If you are expecting me to start with the letter A, you would be wrong. Nearly ten years ago I wrote about the A, B, and C foundations of coaching, and about two years later I wrote about letters D, E, and F. Now after that long delay, I return with letters G, H, and I.
G – Goals
If there is no goal or objective, why would we be coaching, or what would we be coaching about? Often, people mistake coaching as only being necessary for people who are under-achieving or have some “performance problem.” While coaching is certainly appropriate and needed in those situations, coaching is equally relevant and important for those who are doing well but want to achieve more or learn new skills.
Whether you are thinking about coaching for correction or coaching for development, the underlying fact remains – there must be a goal that we are coaching towards. You might call it expectations or the objective, but whatever you call it, there must be a goal for the coaching being delivered.

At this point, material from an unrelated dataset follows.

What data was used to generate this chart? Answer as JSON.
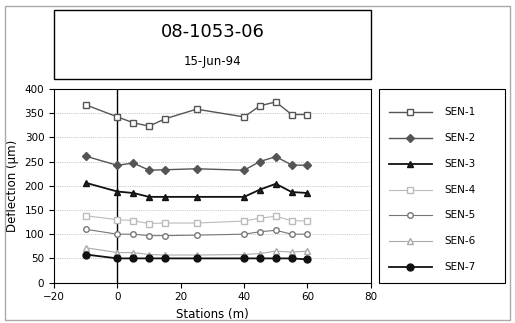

The best coaches help those they are coaching have a clear goal and purpose for the coaching relationship.
H – Honesty
The coaching delivered must be honest. That may seem like an obvious statement, yet it is too important to ignore. On the surface it is obvious, and while honesty in coaching is critical, there is more than one way to be honest.
Some of us have coached (or received coaching) that was honest, but harsh, and perhaps too direct. If the delivery isn’t effective, the (honest) message may not be received in a way that leads to application. In other words, while a coach must be honest, to be most effective they must deliver that honest feedback in a way that makes sense and is receivable. That means using data and clear examples, and not being so direct as to be seen as mean or blunt.
I am not suggesting or implying that coaches should “sugarcoat” the message. Rather, think about how to deliver the complete and honest feedback in a way that will be both understood and received. Until the person being coached understands and receives the message, it can’t be translated into action.
The best coaches give honest feedback in a way that people can accept and apply what might be a tough message.
I – Influence
Coaching is all about influence.
The coach can’t “make” or force someone to do something new. The role of the coach isn’t to force, but rather to provide a perspective and insight that leads the person being coached to choose a new direction or action. The previous discussion about honesty as a coach is a perfect example. As a coach, your job is to influence people to do something different, which means you must think about your approach and your role differently.
The coaches job is to help people come to a new conclusion or make a new choice – and support people in making that new choice.
The best coaches focus on how they can influence others, not convince or coerce them.
Will I ever complete the alphabet? I don’t know. What I do know is that with these three articles, I have described nine principles that we must take to heart if we want to be a more effective coach.